Tohmri – village settlement in Aitinyo Tengah District, Kabupaten Maybrat
Tohmri is a village settlement located in Aitinyo Tengah District of Kabupaten Maybrat in Southwest Papua (Papua Barat Daya) Province. In this area lives a sub-ethnic group bearing the Aitinyo name, which forms one of the main branches of the original Maybrat people. The village is situated in that part of Indonesia's Papuan region where administrative boundaries were established relatively recently: Kabupaten Maybrat was created in 2009 from the division of Kabupaten Sorong. Tohmri, as a smaller territorial unit following this dynamic administrative transformation, forms an integral part of the settlement network of the Aitinyo community, belonging to the broader district.
General overview
Tohmri is a small village in Aitinyo Tengah District, which forms one of three main sub-ethnic areas of Kabupaten Maybrat. The Aitinyo territory — which includes Tohmri — strengthens the ethnic character of the original Maybrat people. The settlement has no national tourist recognition; it is the kind of place that is primarily the center of local community life, and may be a subject of ethnographic and regional administrative studies in the strict sense. Kabupaten Maybrat had a total population of 42,991 according to the 2020 census, and Tohmri within this is a rural community with dispersed settlement density. Aitinyo Tengah District — which encompasses Tohmri — is characterized by low infrastructure development and traditional lifestyles typical of inner Papuan regions of Indonesia. The life of the settlement is closely tied to agricultural and fishing activities, as well as to local community organizations.

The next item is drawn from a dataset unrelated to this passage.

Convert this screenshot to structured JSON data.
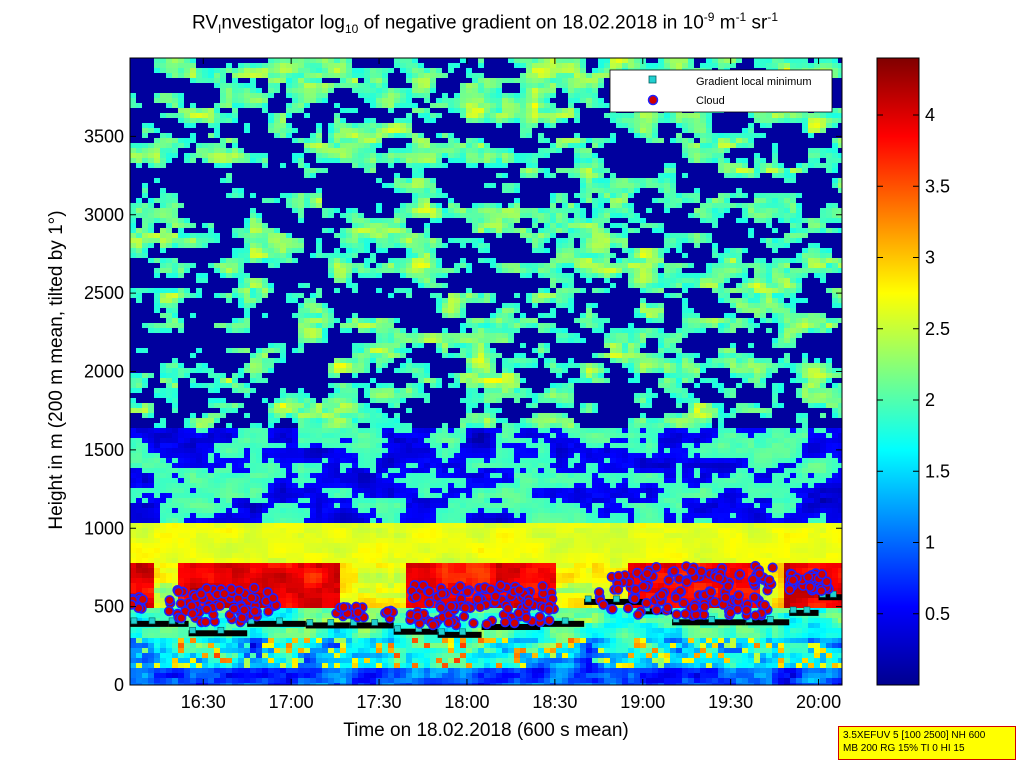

Real estate and investment
At the level of Tohmri and Aitinyo Tengah District, the real estate market is quite limited and informal in nature. In small rural Papuan settlements like Tohmri, land ownership is fundamentally based on communal and family relations, and formally documented, modern real estate transactions are an extremely rare occurrence. Considering Kabupaten Maybrat as a whole, which operates with a scattered population across an area of 5,461.69 square kilometers, formal real estate investment is not characteristic at all; infrastructure development and private investment are practically concentrated around Kumurkek, the district center. For foreigners, Indonesian legislation is quite restrictive: in Indonesia, foreigners can regularly acquire only usufruct rights (lease) for a maximum of 30 years, and only jointly with a domestic partner or in special economic zones. In rural, less developed regions like Tohmri, there is practically no adequate domestic legal infrastructure or market mechanism available that would facilitate any foreign investment. Local land ownership operates on the basis of customary law, and in such places a business plan aimed at real estate development is almost inconceivable.
Safety and security
There is no publicly available crime statistics registered for Tohmri village. At the level of Aitinyo Tengah District and Kabupaten Maybrat, however, the characteristic features of Indonesia's Papuan region apply. The region can generally be considered relatively safe in the past decade, although sporadic community conflicts — often due to territorial or resource disputes — do occur. National research and international surveys show that the level of violence among rural Papuan communities is distinctly low, and the most realistic sources of danger are the lack of transportation infrastructure, insufficient healthcare provision, and weather extremes. Tohmri, as a small local community, probably operates within a traditional public security structure based on strong informal social control and adherence to community norms. For foreigners, the main risk is not personal security but logistical isolation, the lack of medical services, and the functional distance of administrative and transportation institutions.
Tourist attractions
No specific, named tourist attractions are recorded in available sources regarding Tohmri village. Aitinyo Tengah District and Kabupaten Maybrat as a whole are not considered major destinations in terms of international and domestic tourism direction; the center of Indonesian tourism appeal is fundamentally oriented toward Java, Bali, and the Gili Islands and similar premium destinations. The eastern part of Southwest Papua Province lags far behind in providing the infrastructure and accommodation that tourism organization can be based upon. The Aitinyo region has ethnographic and natural geographic value, however: Indonesian Papua is one of the world's biodiversity hotspots, and rural communities such as Tohmri are true keepers of authentic Papuan ethnic cultures. In the given region, initiatives for ecological preservation and those beginning to promote community-tolerant tourism — if they exist — showcase small-village, traditional ways of life, but these lack organized guest infrastructure. The true tourist value — if someone wishes to discover such — lies in natural and anthropological authenticity, not in ready-made institutions constructed for tourism.
Summary
Tohmri is a small, rural village in Aitinyo Tengah District of Kabupaten Maybrat in Southwest Papua Province. The settlement is not a tourist destination, nor is it terrain for infrastructure development or real estate investment; rather, it is a subject of ethnographic and administrative study. Its public security is generally adequate for scattered small rural communities, though the lack of developed logistical and healthcare infrastructure presents a real constraint from the perspective of transportation and healthcare. Those wishing to become acquainted with Tohmri or the Aitinyo region are fundamentally seeking to explore the original ethnic and natural diversity of the Papuan region, not developed service infrastructure.